Lambaian daun kelapa di ujung kiri menari indah dengan pesona gembira menggerakkan setiap jari dari pelepahnya. Kepiting-kepiting kecil berlari keluar dari lobang mengejar panganan yang tersisa di antara buih-buih ombak di atas pasir, entah seperti apa makanan itu aku tak tahu, karena aku bukanlah seekor kepiting yang berlari miring.
Hendak dimulai dari mana kisah ini aku masih berfikir, sembari menatap biru garis cakrawala di tengah samudra dengan sejuta angan yang ada dalam benak dan fikiran.
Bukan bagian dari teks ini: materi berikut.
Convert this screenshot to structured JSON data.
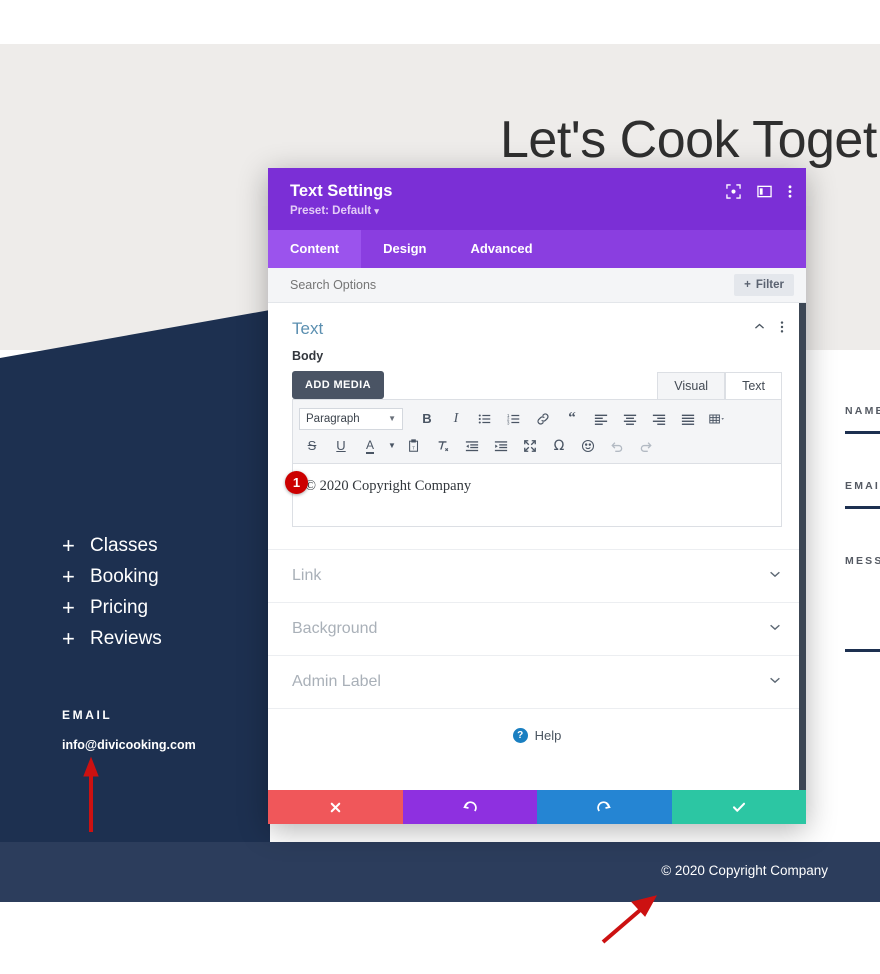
{
  "website": {
    "hero_heading": "Let's Cook Toget",
    "nav_items": [
      {
        "icon": "plus-icon",
        "label": "Classes"
      },
      {
        "icon": "plus-icon",
        "label": "Booking"
      },
      {
        "icon": "plus-icon",
        "label": "Pricing"
      },
      {
        "icon": "plus-icon",
        "label": "Reviews"
      }
    ],
    "email_heading": "EMAIL",
    "email_value": "info@divicooking.com",
    "form_labels": [
      "NAME",
      "EMAIL",
      "MESSAGE"
    ],
    "footer_text": "© 2020 Copyright Company",
    "colors": {
      "dark_panel": "#1d3050",
      "footer": "#2c3d5c",
      "top_bg": "#eeecea"
    }
  },
  "modal": {
    "title": "Text Settings",
    "preset": "Preset: Default",
    "header_icons": [
      "focus-target-icon",
      "layout-panel-icon",
      "more-vertical-icon"
    ],
    "tabs": [
      {
        "label": "Content",
        "active": true
      },
      {
        "label": "Design",
        "active": false
      },
      {
        "label": "Advanced",
        "active": false
      }
    ],
    "search": {
      "placeholder": "Search Options",
      "value": ""
    },
    "filter_button": "Filter",
    "section": {
      "title": "Text",
      "collapse_icon": "chevron-up-icon",
      "more_icon": "more-vertical-icon"
    },
    "body_field": {
      "label": "Body",
      "add_media_button": "ADD MEDIA",
      "editor_tabs": [
        {
          "label": "Visual",
          "active": false
        },
        {
          "label": "Text",
          "active": true
        }
      ],
      "format_select": "Paragraph",
      "toolbar_row1": [
        "bold-icon",
        "italic-icon",
        "bulleted-list-icon",
        "numbered-list-icon",
        "link-icon",
        "blockquote-icon",
        "align-left-icon",
        "align-center-icon",
        "align-right-icon",
        "align-justify-icon",
        "table-icon"
      ],
      "toolbar_row2": [
        "strikethrough-icon",
        "underline-icon",
        "text-color-icon",
        "paste-as-text-icon",
        "clear-formatting-icon",
        "outdent-icon",
        "indent-icon",
        "fullscreen-icon",
        "special-character-icon",
        "emoji-icon",
        "undo-icon",
        "redo-icon"
      ],
      "content": "© 2020 Copyright Company"
    },
    "accordion": [
      {
        "label": "Link",
        "icon": "chevron-down-icon"
      },
      {
        "label": "Background",
        "icon": "chevron-down-icon"
      },
      {
        "label": "Admin Label",
        "icon": "chevron-down-icon"
      }
    ],
    "help": {
      "label": "Help",
      "icon": "question-mark-icon"
    },
    "footer_buttons": [
      {
        "name": "cancel",
        "icon": "close-x-icon",
        "color": "#f0575a"
      },
      {
        "name": "undo",
        "icon": "undo-arrow-icon",
        "color": "#8e30e0"
      },
      {
        "name": "redo",
        "icon": "redo-arrow-icon",
        "color": "#2585d3"
      },
      {
        "name": "save",
        "icon": "checkmark-icon",
        "color": "#2cc6a3"
      }
    ],
    "colors": {
      "header": "#7b2fd6",
      "tabbar": "#8a3ee0",
      "tab_active": "#9b53ed"
    }
  },
  "annotations": {
    "badge_number": "1",
    "arrow_color": "#cc1111",
    "arrows": [
      "arrow-up-to-email",
      "arrow-up-right-to-footer"
    ]
  }
}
“Ada apa di balik tanda kekuasan tuhan?”, Tanya ku dalam hati. “jikalau itu merupakan tanda supaya aku beribadah dan tunduk bersyukur pada-Nya, semua telah aku lakukan dengan sepenuh hati yang amat sangat mendalam, tapi pertanyaannya adalah apakah aku sudah termasuk kriteria yang di harapkan-Nya? Tanpa ku beribadah dan taat pada-Nya, Dia tidaklah rugi atau kurang. Ibadah ku jua pun tak membuat-Nya tambah.”, hatiku berdebat dengan fikirku yang melayang jauh ke sana.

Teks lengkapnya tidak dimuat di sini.